The Chinese foreign minister is touring the Pacific islands. He tells the skeptical island nations not to “be too scared” about China. They fear that China wants to hide its true intentions. Because according to her reading of Wang’s trip, China’s primary intention is not to improve the quality of life of the people on the Pacific islands, but to gradually gain access to and control over the Pacific Ocean.

Unfortunately, the bad news from China does not stop: The Beijing leadership under Xi Jinping has come under criticism worldwide for the shocking new evidence of the genocide of the Uyghurs. In the Covid pandemic, the government quickly locked millions and millions of people at home, some without sufficient food and medicine.

In Hong Kong, Beijing deployed an extreme hardliner who, as one of his first official acts, had Cardinal Joseph Zen, a supporter of the democracy movement, arrested. The message was clear: in Hong Kong, the freedom of religion that exists in godless China next door is now at an end.

Alexander Görlach is a Senior Fellow at the Carnegie Council for Ethics in International Affairs in New York. The PhD linguist and theologian teaches democratic theory in Germany, Austria and Spain as an honorary professor at Leuphana University. In the 2017-18 academic year, he was at National Taiwan University and City University Hong Kong to conduct research on China’s rise. He is currently researching new technologies at the University of Oxford’s Internet Institute and how they are used in democracies and abused in dictatorships.

This year, for the first time since the massacre perpetrated by the Communist Party on Beijing’s Tiananmen Square on June 4, 1989, there will be no memorial services for the victims in oppressed Hong Kong. The fear that Beijing will have priests deported and interned in the People’s Republic under its so-called “security law” is too great.

Meanwhile, Chinese Foreign Minister Wang Yi is on a business-as-usual tour of the Pacific Islands with the aim of making these small countries dependent on Beijing. If Wang had his way, they would all have agreed to a security deal that would have massively expanded Beijing’s influence over the islands. For the moment, however, the island states brushed Wang off: they didn’t want a regional deal.

Nevertheless, individual players, the Solomon and Fiji Islands as well as Samoa, have already reached bilateral agreements with Beijing. However, the world only knows exactly what is being agreed upon if something leaks out. Despite this obscure demeanor, which Beijing also exhibits in the contracts of its controversial New Silk Road initiative, Wang Yi tells the skeptical island nations not to “be too scared” of China.

At the same time, journalists who want to accompany the minister’s tour are prevented from physically asking Wang questions. Contrary to what the politician claims, Beijing is obviously concerned with covering up its activities in the Pacific.

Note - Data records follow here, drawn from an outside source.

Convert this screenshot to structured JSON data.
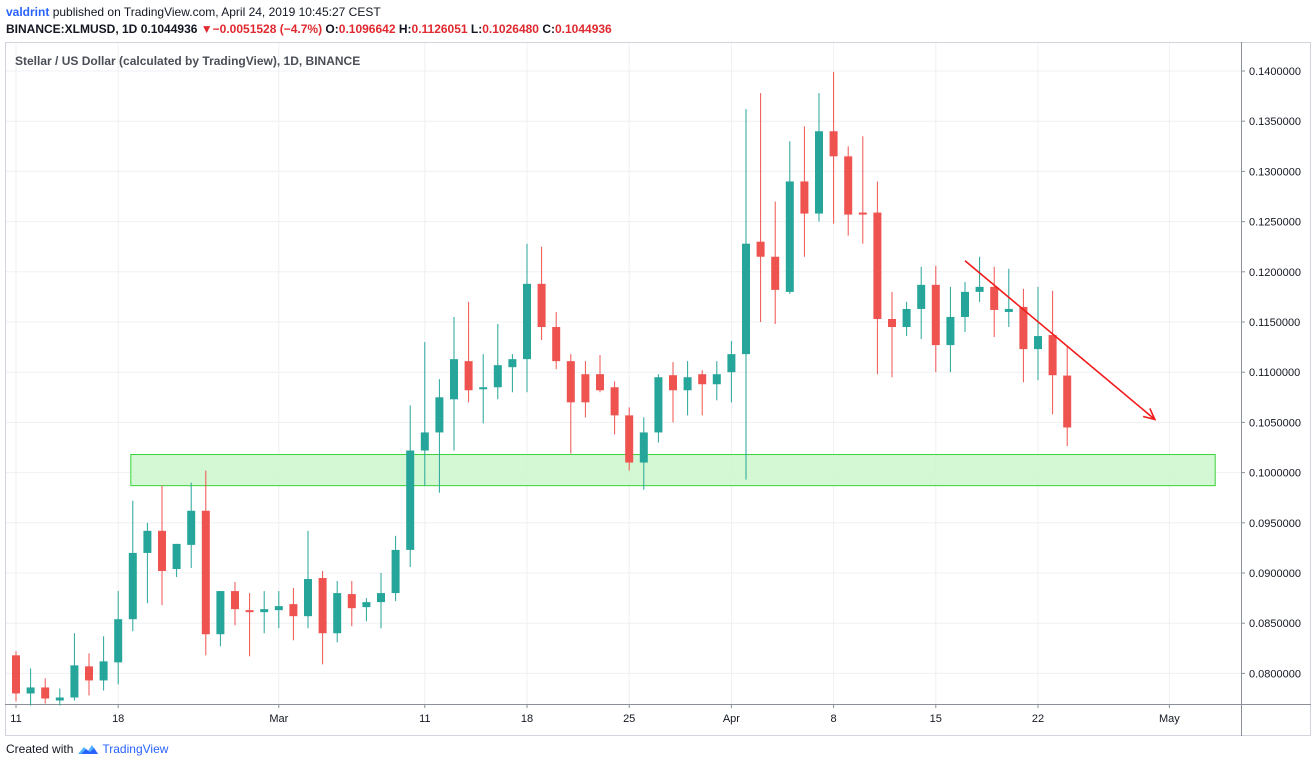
{
  "header": {
    "author": "valdrint",
    "published_text": "published on TradingView.com, April 24, 2019 10:45:27 CEST",
    "symbol_line": "BINANCE:XLMUSD, 1D",
    "last": "0.1044936",
    "change": "−0.0051528 (−4.7%)",
    "o_label": "O:",
    "o": "0.1096642",
    "h_label": "H:",
    "h": "0.1126051",
    "l_label": "L:",
    "l": "0.1026480",
    "c_label": "C:",
    "c": "0.1044936"
  },
  "footer": {
    "created_with": "Created with",
    "brand": "TradingView"
  },
  "colors": {
    "up": "#26a69a",
    "down": "#ef5350",
    "zone_fill": "#ccf7cc",
    "zone_stroke": "#39d339",
    "arrow": "#f21a1a",
    "grid": "#eef0f3"
  },
  "chart_data": {
    "type": "candlestick",
    "title": "Stellar / US Dollar (calculated by TradingView), 1D, BINANCE",
    "ylim": [
      0.0775,
      0.1414
    ],
    "y_ticks": [
      "0.1400000",
      "0.1350000",
      "0.1300000",
      "0.1250000",
      "0.1200000",
      "0.1150000",
      "0.1100000",
      "0.1050000",
      "0.1000000",
      "0.0950000",
      "0.0900000",
      "0.0850000",
      "0.0800000"
    ],
    "x_ticks": [
      {
        "label": "11",
        "day": 0
      },
      {
        "label": "18",
        "day": 7
      },
      {
        "label": "Mar",
        "day": 18
      },
      {
        "label": "11",
        "day": 28
      },
      {
        "label": "18",
        "day": 35
      },
      {
        "label": "25",
        "day": 42
      },
      {
        "label": "Apr",
        "day": 49
      },
      {
        "label": "8",
        "day": 56
      },
      {
        "label": "15",
        "day": 63
      },
      {
        "label": "22",
        "day": 70
      },
      {
        "label": "May",
        "day": 79
      }
    ],
    "candles": [
      {
        "date": "2019-02-11",
        "o": 0.0818,
        "h": 0.0822,
        "l": 0.0772,
        "c": 0.078
      },
      {
        "date": "2019-02-12",
        "o": 0.078,
        "h": 0.0805,
        "l": 0.0768,
        "c": 0.0786
      },
      {
        "date": "2019-02-13",
        "o": 0.0786,
        "h": 0.0795,
        "l": 0.077,
        "c": 0.0775
      },
      {
        "date": "2019-02-14",
        "o": 0.0773,
        "h": 0.0785,
        "l": 0.0768,
        "c": 0.0776
      },
      {
        "date": "2019-02-15",
        "o": 0.0776,
        "h": 0.084,
        "l": 0.0773,
        "c": 0.0808
      },
      {
        "date": "2019-02-16",
        "o": 0.0807,
        "h": 0.082,
        "l": 0.0778,
        "c": 0.0793
      },
      {
        "date": "2019-02-17",
        "o": 0.0793,
        "h": 0.0837,
        "l": 0.0783,
        "c": 0.0812
      },
      {
        "date": "2019-02-18",
        "o": 0.0811,
        "h": 0.0882,
        "l": 0.0789,
        "c": 0.0854
      },
      {
        "date": "2019-02-19",
        "o": 0.0854,
        "h": 0.0972,
        "l": 0.0842,
        "c": 0.092
      },
      {
        "date": "2019-02-20",
        "o": 0.092,
        "h": 0.095,
        "l": 0.087,
        "c": 0.0942
      },
      {
        "date": "2019-02-21",
        "o": 0.0942,
        "h": 0.0987,
        "l": 0.0868,
        "c": 0.0902
      },
      {
        "date": "2019-02-22",
        "o": 0.0904,
        "h": 0.0929,
        "l": 0.0896,
        "c": 0.0929
      },
      {
        "date": "2019-02-23",
        "o": 0.0928,
        "h": 0.099,
        "l": 0.0905,
        "c": 0.0962
      },
      {
        "date": "2019-02-24",
        "o": 0.0962,
        "h": 0.1002,
        "l": 0.0818,
        "c": 0.0839
      },
      {
        "date": "2019-02-25",
        "o": 0.0839,
        "h": 0.0882,
        "l": 0.0827,
        "c": 0.0882
      },
      {
        "date": "2019-02-26",
        "o": 0.0882,
        "h": 0.0891,
        "l": 0.0848,
        "c": 0.0864
      },
      {
        "date": "2019-02-27",
        "o": 0.0863,
        "h": 0.088,
        "l": 0.0817,
        "c": 0.0861
      },
      {
        "date": "2019-02-28",
        "o": 0.0861,
        "h": 0.0882,
        "l": 0.084,
        "c": 0.0864
      },
      {
        "date": "2019-03-01",
        "o": 0.0863,
        "h": 0.0882,
        "l": 0.0845,
        "c": 0.0867
      },
      {
        "date": "2019-03-02",
        "o": 0.0869,
        "h": 0.0885,
        "l": 0.0833,
        "c": 0.0857
      },
      {
        "date": "2019-03-03",
        "o": 0.0857,
        "h": 0.0942,
        "l": 0.0845,
        "c": 0.0894
      },
      {
        "date": "2019-03-04",
        "o": 0.0895,
        "h": 0.0902,
        "l": 0.0809,
        "c": 0.084
      },
      {
        "date": "2019-03-05",
        "o": 0.084,
        "h": 0.0892,
        "l": 0.0831,
        "c": 0.088
      },
      {
        "date": "2019-03-06",
        "o": 0.0879,
        "h": 0.0892,
        "l": 0.0847,
        "c": 0.0865
      },
      {
        "date": "2019-03-07",
        "o": 0.0866,
        "h": 0.0875,
        "l": 0.0852,
        "c": 0.0871
      },
      {
        "date": "2019-03-08",
        "o": 0.0871,
        "h": 0.09,
        "l": 0.0845,
        "c": 0.088
      },
      {
        "date": "2019-03-09",
        "o": 0.088,
        "h": 0.0937,
        "l": 0.0872,
        "c": 0.0923
      },
      {
        "date": "2019-03-10",
        "o": 0.0923,
        "h": 0.1067,
        "l": 0.0906,
        "c": 0.1022
      },
      {
        "date": "2019-03-11",
        "o": 0.1022,
        "h": 0.113,
        "l": 0.0987,
        "c": 0.104
      },
      {
        "date": "2019-03-12",
        "o": 0.104,
        "h": 0.1093,
        "l": 0.098,
        "c": 0.1075
      },
      {
        "date": "2019-03-13",
        "o": 0.1073,
        "h": 0.1155,
        "l": 0.1022,
        "c": 0.1113
      },
      {
        "date": "2019-03-14",
        "o": 0.1111,
        "h": 0.117,
        "l": 0.107,
        "c": 0.1082
      },
      {
        "date": "2019-03-15",
        "o": 0.1083,
        "h": 0.1118,
        "l": 0.1049,
        "c": 0.1085
      },
      {
        "date": "2019-03-16",
        "o": 0.1085,
        "h": 0.1148,
        "l": 0.1073,
        "c": 0.1107
      },
      {
        "date": "2019-03-17",
        "o": 0.1105,
        "h": 0.1118,
        "l": 0.108,
        "c": 0.1113
      },
      {
        "date": "2019-03-18",
        "o": 0.1113,
        "h": 0.1228,
        "l": 0.108,
        "c": 0.1188
      },
      {
        "date": "2019-03-19",
        "o": 0.1188,
        "h": 0.1225,
        "l": 0.1132,
        "c": 0.1145
      },
      {
        "date": "2019-03-20",
        "o": 0.1145,
        "h": 0.116,
        "l": 0.1103,
        "c": 0.1111
      },
      {
        "date": "2019-03-21",
        "o": 0.1111,
        "h": 0.1118,
        "l": 0.1019,
        "c": 0.107
      },
      {
        "date": "2019-03-22",
        "o": 0.1098,
        "h": 0.1111,
        "l": 0.1055,
        "c": 0.107
      },
      {
        "date": "2019-03-23",
        "o": 0.1098,
        "h": 0.1117,
        "l": 0.108,
        "c": 0.1082
      },
      {
        "date": "2019-03-24",
        "o": 0.1085,
        "h": 0.1091,
        "l": 0.1038,
        "c": 0.1057
      },
      {
        "date": "2019-03-25",
        "o": 0.1057,
        "h": 0.1065,
        "l": 0.1002,
        "c": 0.101
      },
      {
        "date": "2019-03-26",
        "o": 0.101,
        "h": 0.1055,
        "l": 0.0983,
        "c": 0.104
      },
      {
        "date": "2019-03-27",
        "o": 0.104,
        "h": 0.1098,
        "l": 0.103,
        "c": 0.1095
      },
      {
        "date": "2019-03-28",
        "o": 0.1097,
        "h": 0.111,
        "l": 0.105,
        "c": 0.1082
      },
      {
        "date": "2019-03-29",
        "o": 0.1082,
        "h": 0.1111,
        "l": 0.1057,
        "c": 0.1095
      },
      {
        "date": "2019-03-30",
        "o": 0.1098,
        "h": 0.1102,
        "l": 0.1057,
        "c": 0.1088
      },
      {
        "date": "2019-03-31",
        "o": 0.1088,
        "h": 0.1111,
        "l": 0.1072,
        "c": 0.1098
      },
      {
        "date": "2019-04-01",
        "o": 0.11,
        "h": 0.1131,
        "l": 0.107,
        "c": 0.1118
      },
      {
        "date": "2019-04-02",
        "o": 0.1118,
        "h": 0.1362,
        "l": 0.0993,
        "c": 0.1228
      },
      {
        "date": "2019-04-03",
        "o": 0.123,
        "h": 0.1378,
        "l": 0.115,
        "c": 0.1215
      },
      {
        "date": "2019-04-04",
        "o": 0.1215,
        "h": 0.127,
        "l": 0.1148,
        "c": 0.1182
      },
      {
        "date": "2019-04-05",
        "o": 0.118,
        "h": 0.133,
        "l": 0.1178,
        "c": 0.129
      },
      {
        "date": "2019-04-06",
        "o": 0.129,
        "h": 0.1345,
        "l": 0.1215,
        "c": 0.1258
      },
      {
        "date": "2019-04-07",
        "o": 0.1258,
        "h": 0.1378,
        "l": 0.125,
        "c": 0.134
      },
      {
        "date": "2019-04-08",
        "o": 0.134,
        "h": 0.1399,
        "l": 0.1248,
        "c": 0.1315
      },
      {
        "date": "2019-04-09",
        "o": 0.1315,
        "h": 0.1325,
        "l": 0.1236,
        "c": 0.1257
      },
      {
        "date": "2019-04-10",
        "o": 0.1259,
        "h": 0.1335,
        "l": 0.1228,
        "c": 0.1257
      },
      {
        "date": "2019-04-11",
        "o": 0.1259,
        "h": 0.129,
        "l": 0.1098,
        "c": 0.1153
      },
      {
        "date": "2019-04-12",
        "o": 0.1153,
        "h": 0.118,
        "l": 0.1095,
        "c": 0.1145
      },
      {
        "date": "2019-04-13",
        "o": 0.1145,
        "h": 0.117,
        "l": 0.1136,
        "c": 0.1163
      },
      {
        "date": "2019-04-14",
        "o": 0.1163,
        "h": 0.1205,
        "l": 0.1133,
        "c": 0.1187
      },
      {
        "date": "2019-04-15",
        "o": 0.1187,
        "h": 0.1206,
        "l": 0.11,
        "c": 0.1127
      },
      {
        "date": "2019-04-16",
        "o": 0.1127,
        "h": 0.1185,
        "l": 0.11,
        "c": 0.1155
      },
      {
        "date": "2019-04-17",
        "o": 0.1155,
        "h": 0.119,
        "l": 0.114,
        "c": 0.118
      },
      {
        "date": "2019-04-18",
        "o": 0.118,
        "h": 0.1215,
        "l": 0.117,
        "c": 0.1185
      },
      {
        "date": "2019-04-19",
        "o": 0.1185,
        "h": 0.1205,
        "l": 0.1135,
        "c": 0.1162
      },
      {
        "date": "2019-04-20",
        "o": 0.116,
        "h": 0.1203,
        "l": 0.1145,
        "c": 0.1163
      },
      {
        "date": "2019-04-21",
        "o": 0.1165,
        "h": 0.1183,
        "l": 0.109,
        "c": 0.1123
      },
      {
        "date": "2019-04-22",
        "o": 0.1123,
        "h": 0.1185,
        "l": 0.1092,
        "c": 0.1136
      },
      {
        "date": "2019-04-23",
        "o": 0.1137,
        "h": 0.1181,
        "l": 0.1058,
        "c": 0.1097
      },
      {
        "date": "2019-04-24",
        "o": 0.1096642,
        "h": 0.1126051,
        "l": 0.102648,
        "c": 0.1044936
      }
    ],
    "annotations": {
      "support_zone": {
        "y_low": 0.0987,
        "y_high": 0.1018,
        "x_start": "2019-02-19",
        "x_end": "2019-05-04"
      },
      "trend_arrow": {
        "from": {
          "date": "2019-04-17",
          "y": 0.1211
        },
        "to": {
          "date": "2019-04-30",
          "y": 0.1053
        }
      }
    }
  }
}
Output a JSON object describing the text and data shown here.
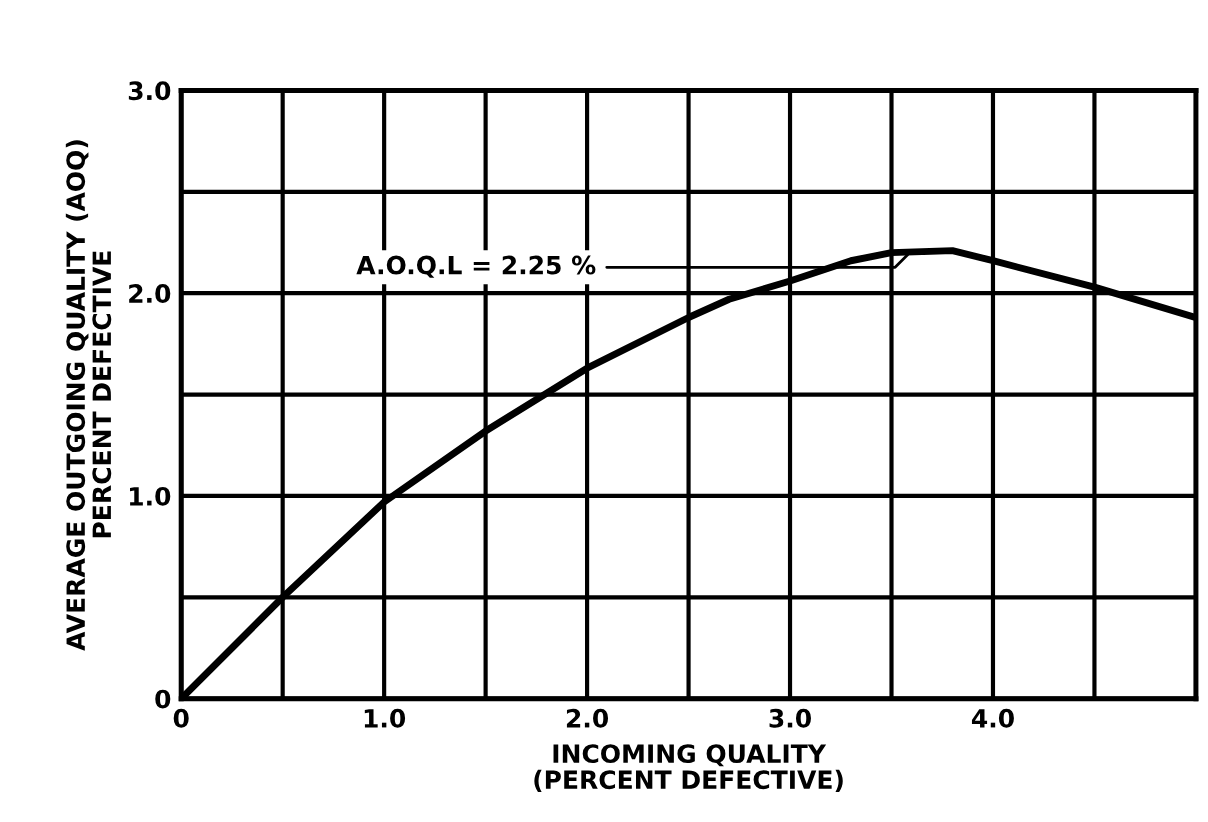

That is why Australia, Japan and the USA are alarmed. Because according to their interpretation of Wang’s trip, China’s primary intention is not to improve the quality of life of the people on the Pacific islands, but rather to gradually gain access and control over the Pacific Ocean.

The core of the cooperation should therefore be the equipment and training of the local police, which would require security forces from China to work permanently on the islands. China also wants to support the states when it comes to cybersecurity, which in reality would mean being able to control internet and telecommunications on the islands.

When it became clear that this aspect, which was negotiated under the “security” heading of the agreement, would be rejected by the islands, Wang pulled the ripcord and halted the procedure. As a result, Beijing intensified its canvassing and published a paper entitled “Mutual Respect and Moving Forward Together”.

The 24-point document no longer contains a direct reference to security-related cooperation. Nevertheless, the projects that Beijing is already promoting and will continue to promote on the islands as part of its “New Silk Road” initiative can also be used militarily, should agreement be reached at a later date. For the moment, Beijing can suffice to get its foot further in the door.

Where Beijing is headed in the long term becomes clear further west in the Pacific. Artificial islands have already been raised and militarized there. Chinese mercenaries occupy parts of the Spratly Islands belonging to the Philippines. Beijing claims they are Chinese territory. The International Court of Justice has already clarified at the end of a procedure that Beijing is in the wrong.

However, the Beijing dictatorship does not care. For Xi, the law of the strongest applies. He has therefore started territorial disputes with 15 of his neighbors, the best known being the conflict over the island democracy of Taiwan, which he has already threatened with invasion and occupation.

During his trip to Asia at the end of May, US President Biden therefore declared that he would provide military support to Taiwan in the event of a war of aggression by the People’s Liberation Army. Washington also stated that if Beijing were to militarize the Solomon Islands, it would also respond militarily.

The USA understands the strategy of the People’s Republic as follows: China wants to become the hegemon of the Pacific in order to dictate the conditions of world trade and, if necessary, to be able to manipulate or stop it at will. After the USA modified its China policy in relation to Taiwan last week, this realization step is still pending in other capitals, including Berlin. The example of Vladimir Putin and his war against Ukraine shows that the longer you wait to change course, the higher the costs.